Levi told Channel 13 News he blamed the leaders of the mostly Hassidic sects that take part in the Lag B’Omer festival, along with their political representatives in government, for running what he described as “a mafia” that controlled the festival site.
“This mountain is strange. It is supposed to be clean and religious when it is in fact it is corrupt in the full sense of the word,” he said.
Haaretz journalist Anshel Pfeffer, in an article published Friday, also focused on the power wielded by ultra-Orthodox politicians in Israel, comparing the absence of government control at the Mount Meron site with the failure to enforce coronavirus lockdown restrictions among ultra-Orthodox communities.

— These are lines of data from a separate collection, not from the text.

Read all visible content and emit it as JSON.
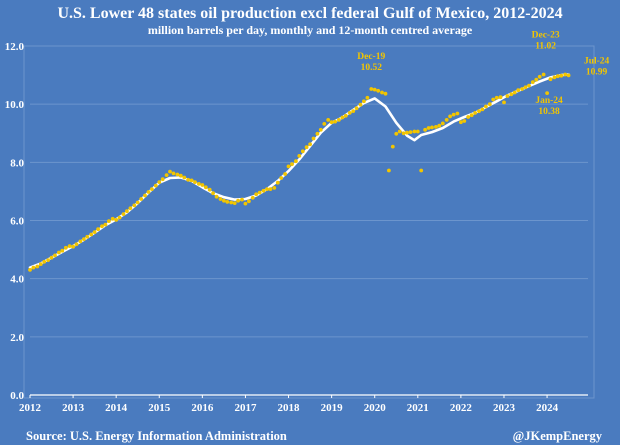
{
  "chart_data": {
    "type": "line",
    "title": "U.S. Lower 48 states oil production excl federal Gulf of Mexico, 2012-2024",
    "subtitle": "million barrels per day, monthly and 12-month centred average",
    "xlabel": "",
    "ylabel": "",
    "xlim": [
      2012,
      2024.95
    ],
    "ylim": [
      0,
      12
    ],
    "x_ticks": [
      "2012",
      "2013",
      "2014",
      "2015",
      "2016",
      "2017",
      "2018",
      "2019",
      "2020",
      "2021",
      "2022",
      "2023",
      "2024"
    ],
    "y_ticks": [
      "0.0",
      "2.0",
      "4.0",
      "6.0",
      "8.0",
      "10.0",
      "12.0"
    ],
    "grid": "horizontal",
    "legend": "none",
    "colors": {
      "background": "#4a7bbf",
      "frame": "#6c95cd",
      "monthly": "#f2c500",
      "average": "#ffffff",
      "annotation": "#f2c500",
      "text": "#ffffff"
    },
    "series": [
      {
        "style": "points",
        "values": [
          [
            2012.0,
            4.3
          ],
          [
            2012.08,
            4.38
          ],
          [
            2012.17,
            4.42
          ],
          [
            2012.25,
            4.5
          ],
          [
            2012.33,
            4.58
          ],
          [
            2012.42,
            4.64
          ],
          [
            2012.5,
            4.72
          ],
          [
            2012.58,
            4.8
          ],
          [
            2012.67,
            4.9
          ],
          [
            2012.75,
            4.96
          ],
          [
            2012.83,
            5.06
          ],
          [
            2012.92,
            5.12
          ],
          [
            2013.0,
            5.1
          ],
          [
            2013.08,
            5.18
          ],
          [
            2013.17,
            5.28
          ],
          [
            2013.25,
            5.36
          ],
          [
            2013.33,
            5.44
          ],
          [
            2013.42,
            5.52
          ],
          [
            2013.5,
            5.6
          ],
          [
            2013.58,
            5.7
          ],
          [
            2013.67,
            5.8
          ],
          [
            2013.75,
            5.86
          ],
          [
            2013.83,
            5.98
          ],
          [
            2013.92,
            6.06
          ],
          [
            2014.0,
            6.02
          ],
          [
            2014.08,
            6.1
          ],
          [
            2014.17,
            6.22
          ],
          [
            2014.25,
            6.32
          ],
          [
            2014.33,
            6.42
          ],
          [
            2014.42,
            6.52
          ],
          [
            2014.5,
            6.62
          ],
          [
            2014.58,
            6.74
          ],
          [
            2014.67,
            6.86
          ],
          [
            2014.75,
            6.98
          ],
          [
            2014.83,
            7.08
          ],
          [
            2014.92,
            7.2
          ],
          [
            2015.0,
            7.32
          ],
          [
            2015.08,
            7.42
          ],
          [
            2015.17,
            7.56
          ],
          [
            2015.25,
            7.68
          ],
          [
            2015.33,
            7.62
          ],
          [
            2015.42,
            7.58
          ],
          [
            2015.5,
            7.54
          ],
          [
            2015.58,
            7.48
          ],
          [
            2015.67,
            7.4
          ],
          [
            2015.75,
            7.38
          ],
          [
            2015.83,
            7.32
          ],
          [
            2015.92,
            7.26
          ],
          [
            2016.0,
            7.22
          ],
          [
            2016.08,
            7.14
          ],
          [
            2016.17,
            7.06
          ],
          [
            2016.25,
            6.94
          ],
          [
            2016.33,
            6.82
          ],
          [
            2016.42,
            6.74
          ],
          [
            2016.5,
            6.68
          ],
          [
            2016.58,
            6.64
          ],
          [
            2016.67,
            6.62
          ],
          [
            2016.75,
            6.6
          ],
          [
            2016.83,
            6.68
          ],
          [
            2016.92,
            6.72
          ],
          [
            2017.0,
            6.58
          ],
          [
            2017.08,
            6.66
          ],
          [
            2017.17,
            6.78
          ],
          [
            2017.25,
            6.9
          ],
          [
            2017.33,
            6.96
          ],
          [
            2017.42,
            7.02
          ],
          [
            2017.5,
            7.08
          ],
          [
            2017.58,
            7.08
          ],
          [
            2017.67,
            7.12
          ],
          [
            2017.75,
            7.3
          ],
          [
            2017.83,
            7.46
          ],
          [
            2017.92,
            7.6
          ],
          [
            2018.0,
            7.86
          ],
          [
            2018.08,
            7.94
          ],
          [
            2018.17,
            8.04
          ],
          [
            2018.25,
            8.22
          ],
          [
            2018.33,
            8.38
          ],
          [
            2018.42,
            8.52
          ],
          [
            2018.5,
            8.62
          ],
          [
            2018.58,
            8.82
          ],
          [
            2018.67,
            8.98
          ],
          [
            2018.75,
            9.12
          ],
          [
            2018.83,
            9.32
          ],
          [
            2018.92,
            9.46
          ],
          [
            2019.0,
            9.38
          ],
          [
            2019.08,
            9.4
          ],
          [
            2019.17,
            9.46
          ],
          [
            2019.25,
            9.54
          ],
          [
            2019.33,
            9.6
          ],
          [
            2019.42,
            9.7
          ],
          [
            2019.5,
            9.76
          ],
          [
            2019.58,
            9.86
          ],
          [
            2019.67,
            9.98
          ],
          [
            2019.75,
            10.1
          ],
          [
            2019.83,
            10.22
          ],
          [
            2019.92,
            10.52
          ],
          [
            2020.0,
            10.5
          ],
          [
            2020.08,
            10.46
          ],
          [
            2020.17,
            10.4
          ],
          [
            2020.25,
            10.36
          ],
          [
            2020.33,
            7.72
          ],
          [
            2020.42,
            8.54
          ],
          [
            2020.5,
            8.98
          ],
          [
            2020.58,
            9.06
          ],
          [
            2020.67,
            9.0
          ],
          [
            2020.75,
            9.02
          ],
          [
            2020.83,
            9.04
          ],
          [
            2020.92,
            9.06
          ],
          [
            2021.0,
            9.06
          ],
          [
            2021.08,
            7.72
          ],
          [
            2021.17,
            9.12
          ],
          [
            2021.25,
            9.18
          ],
          [
            2021.33,
            9.2
          ],
          [
            2021.42,
            9.22
          ],
          [
            2021.5,
            9.26
          ],
          [
            2021.58,
            9.34
          ],
          [
            2021.67,
            9.46
          ],
          [
            2021.75,
            9.58
          ],
          [
            2021.83,
            9.64
          ],
          [
            2021.92,
            9.68
          ],
          [
            2022.0,
            9.38
          ],
          [
            2022.08,
            9.42
          ],
          [
            2022.17,
            9.56
          ],
          [
            2022.25,
            9.62
          ],
          [
            2022.33,
            9.7
          ],
          [
            2022.42,
            9.76
          ],
          [
            2022.5,
            9.82
          ],
          [
            2022.58,
            9.92
          ],
          [
            2022.67,
            10.0
          ],
          [
            2022.75,
            10.16
          ],
          [
            2022.83,
            10.22
          ],
          [
            2022.92,
            10.24
          ],
          [
            2023.0,
            10.06
          ],
          [
            2023.08,
            10.28
          ],
          [
            2023.17,
            10.34
          ],
          [
            2023.25,
            10.4
          ],
          [
            2023.33,
            10.48
          ],
          [
            2023.42,
            10.52
          ],
          [
            2023.5,
            10.58
          ],
          [
            2023.58,
            10.64
          ],
          [
            2023.67,
            10.76
          ],
          [
            2023.75,
            10.84
          ],
          [
            2023.83,
            10.94
          ],
          [
            2023.92,
            11.02
          ],
          [
            2024.0,
            10.38
          ],
          [
            2024.08,
            10.86
          ],
          [
            2024.17,
            10.92
          ],
          [
            2024.25,
            10.96
          ],
          [
            2024.33,
            10.98
          ],
          [
            2024.42,
            11.02
          ],
          [
            2024.5,
            10.99
          ]
        ]
      },
      {
        "style": "line",
        "values": [
          [
            2012.0,
            4.38
          ],
          [
            2012.25,
            4.52
          ],
          [
            2012.5,
            4.72
          ],
          [
            2012.75,
            4.92
          ],
          [
            2013.0,
            5.12
          ],
          [
            2013.25,
            5.34
          ],
          [
            2013.5,
            5.58
          ],
          [
            2013.75,
            5.84
          ],
          [
            2014.0,
            6.04
          ],
          [
            2014.25,
            6.28
          ],
          [
            2014.5,
            6.6
          ],
          [
            2014.75,
            6.96
          ],
          [
            2015.0,
            7.3
          ],
          [
            2015.25,
            7.46
          ],
          [
            2015.5,
            7.48
          ],
          [
            2015.75,
            7.36
          ],
          [
            2016.0,
            7.14
          ],
          [
            2016.25,
            6.94
          ],
          [
            2016.5,
            6.8
          ],
          [
            2016.75,
            6.72
          ],
          [
            2017.0,
            6.74
          ],
          [
            2017.25,
            6.86
          ],
          [
            2017.5,
            7.08
          ],
          [
            2017.75,
            7.36
          ],
          [
            2018.0,
            7.7
          ],
          [
            2018.25,
            8.1
          ],
          [
            2018.5,
            8.56
          ],
          [
            2018.75,
            9.02
          ],
          [
            2019.0,
            9.36
          ],
          [
            2019.25,
            9.54
          ],
          [
            2019.5,
            9.8
          ],
          [
            2019.75,
            10.04
          ],
          [
            2020.0,
            10.2
          ],
          [
            2020.25,
            9.92
          ],
          [
            2020.5,
            9.36
          ],
          [
            2020.75,
            8.92
          ],
          [
            2020.92,
            8.76
          ],
          [
            2021.08,
            8.94
          ],
          [
            2021.33,
            9.04
          ],
          [
            2021.58,
            9.18
          ],
          [
            2021.83,
            9.4
          ],
          [
            2022.08,
            9.56
          ],
          [
            2022.33,
            9.7
          ],
          [
            2022.58,
            9.9
          ],
          [
            2022.83,
            10.1
          ],
          [
            2023.08,
            10.3
          ],
          [
            2023.33,
            10.46
          ],
          [
            2023.58,
            10.62
          ],
          [
            2023.83,
            10.78
          ],
          [
            2024.08,
            10.92
          ],
          [
            2024.33,
            11.0
          ],
          [
            2024.5,
            11.02
          ]
        ]
      }
    ],
    "annotations": [
      {
        "label": "Dec-19",
        "value": "10.52",
        "x": 2019.92,
        "y": 10.52
      },
      {
        "label": "Dec-23",
        "value": "11.02",
        "x": 2023.92,
        "y": 11.02
      },
      {
        "label": "Jan-24",
        "value": "10.38",
        "x": 2024.0,
        "y": 10.38
      },
      {
        "label": "Jul-24",
        "value": "10.99",
        "x": 2024.5,
        "y": 10.99
      }
    ]
  },
  "footer": {
    "source": "Source:  U.S. Energy Information Administration",
    "credit": "@JKempEnergy"
  }
}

“In Israel, there are places that are beyond the police’s jurisdiction, autonomies where the state doesn’t even try to assert its sovereignty. Rabbi Shimon’s tomb is an autonomy, just like the ultra-Orthodox neighborhoods in Jerusalem and Bnei Brak,” he wrote.
In a growing indication that the tolerance many Israelis feel is shown towards the ultra-Orthodox might be slipping, the Israel Defense Forces (IDF) has spoken out about the abuse it said its female soldiers received as they took part in rescue and recovery efforts at the festival site.
In a strongly worded statement, the IDF said, “At the beginning of the Home Front Command’s assistance operation at the tomb complex on Mount Meron, some of those present began to verbally and physically harm the IDF women fighters, who were on their way to evacuate the wounded. The force continued its mission ignoring the abusive behavior. The IDF views the incident very seriously and condemns any violence, physical or verbal, against its female and male soldiers.
Defense Minister Benny Gantz, himself a former chief of staff, tweeted his support for the IDF statement.
Two of Israel’s most senior politicians, Netanyahu and former Defense Minister Naftali Bennett, visited Mount Meron on Friday to express their condolences and to vow that such a disaster should never happen again.
Both men were heckled by ultra-Orthodox still present at the site, many blaming the police for the fatal stampede. “They closed the barricades until people couldn’t breathe and died,” one man shouted at Bennett.
In comments tweeted Friday morning, the leader of the largest ultra-Orthodox party in the Knesset, Aryeh Deri of Shas, wrote, “The heart is torn … our dance has turned into mourning. I call on the public to pray and to tear down the gates of heaven for the healing of the wounded, to support and strengthen the families who have lost their relatives … May God wipe away a tear from every face. Amen.”
Neither Deri nor his counterpart in the other ultra-Orthodox party represented in parliament, Moshe Gafney of United Torah Judaism, have addressed any claims of responsibility.
Both men are absolutely key to Prime Minister Netanyahu’s ongoing attempts to form a new government following the inconclusive March election.